Кольчуги заржавели, ткань сгнила, еда заплесневела. Наши сапоги развалились, и у нас не было людей, которые сумели бы сшить новые. Мы шлепали по скользкой грязи, наша одежда никогда не высыхала, а с запада все накатывали и накатывали завесы дождя. С соломенных крыш капала вода, хижины затопило, весь мир был мокрым и мрачным.
Мы питались достаточно хорошо, хотя чем больше людей приходило на Этелингаэг, тем меньше становилось еды. И все-таки никто не голодал и никто не жаловался, кроме епископа Алевольда, который неизменно корчил недовольные гримасы, в очередной раз поглощая похлебку из рыбы.
На болоте больше не осталось оленей — всех их поймали сетями и съели, но, по крайней мере, у нас имелись рыба, угри и дичь, в то время как за пределами болота, в местах, разграбленных датчанами, народ голодал.
Мы упражнялись с оружием, разыгрывали сражения на шестах, наблюдали за холмами и приветствовали приносивших вести посланцев.

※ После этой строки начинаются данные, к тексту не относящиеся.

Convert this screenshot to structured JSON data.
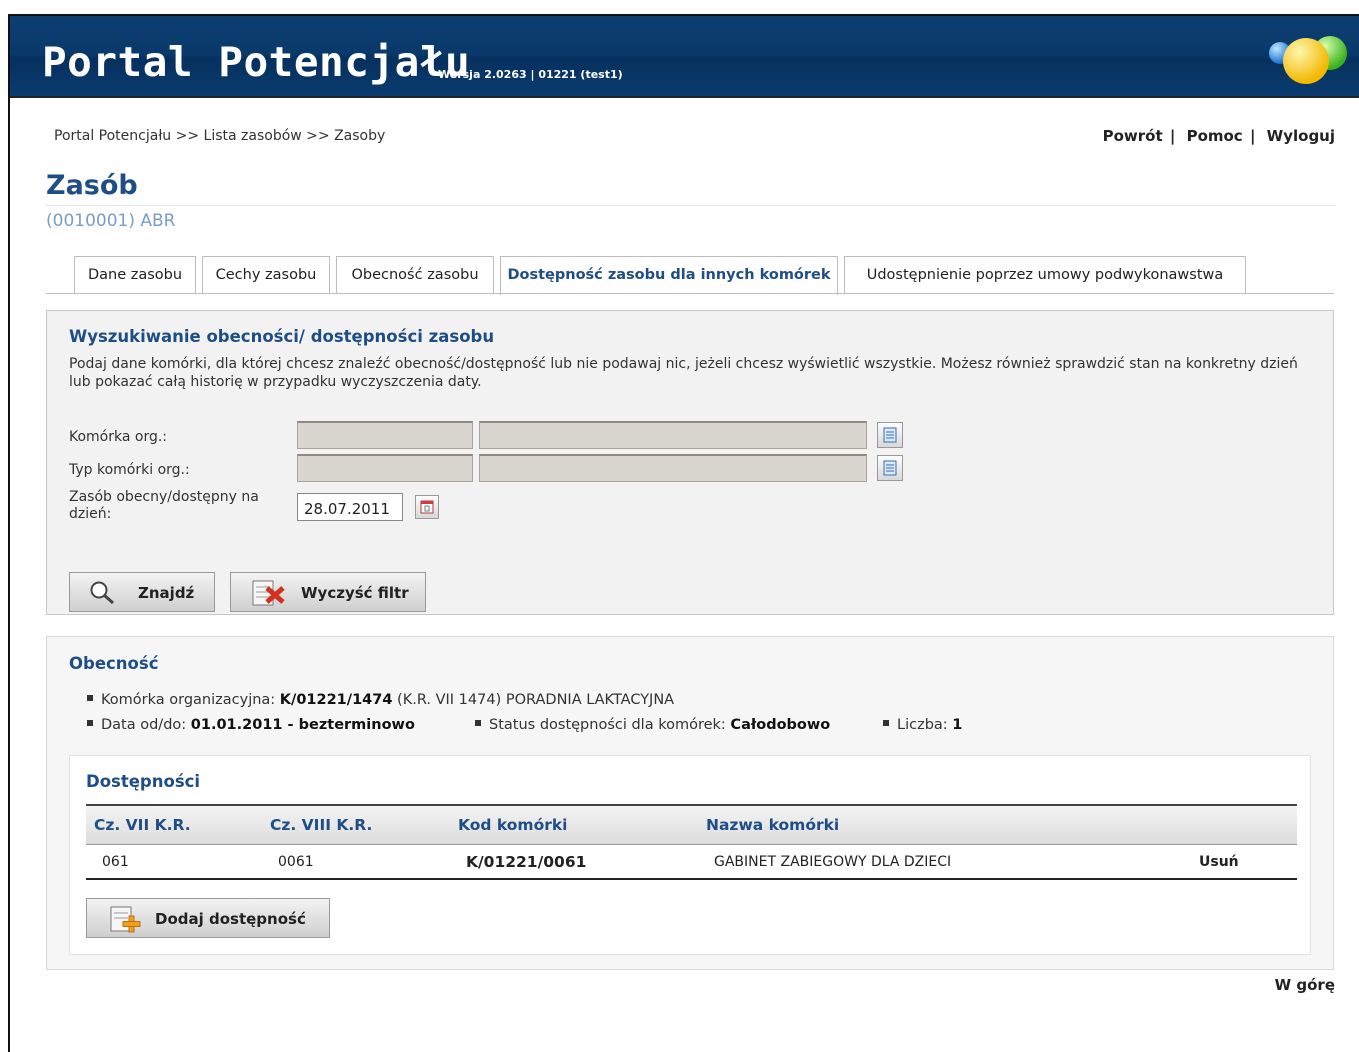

Бургвард, командир флота, написал из Гемптона, что в городе стоит гарнизон саксов, но к берегу подходили датские корабли.
— Не думаю, чтобы он с ними сражался, — мрачно сказал Леофрик, услышав эти новости.
— Бургвард этого и не утверждает, — ответил я.
— Он не хочет, чтобы его милые кораблики запачкались, — ехидно предположил мой друг.
— По крайней мере, у него все еще есть корабли.
В письме, доставленном от священника из далекого Кента, говорилось, что викинги из Лундена осадили Контварабург, а остальные устроились на острове Скеапиг и что местный олдермен заключил мир с захватчиками.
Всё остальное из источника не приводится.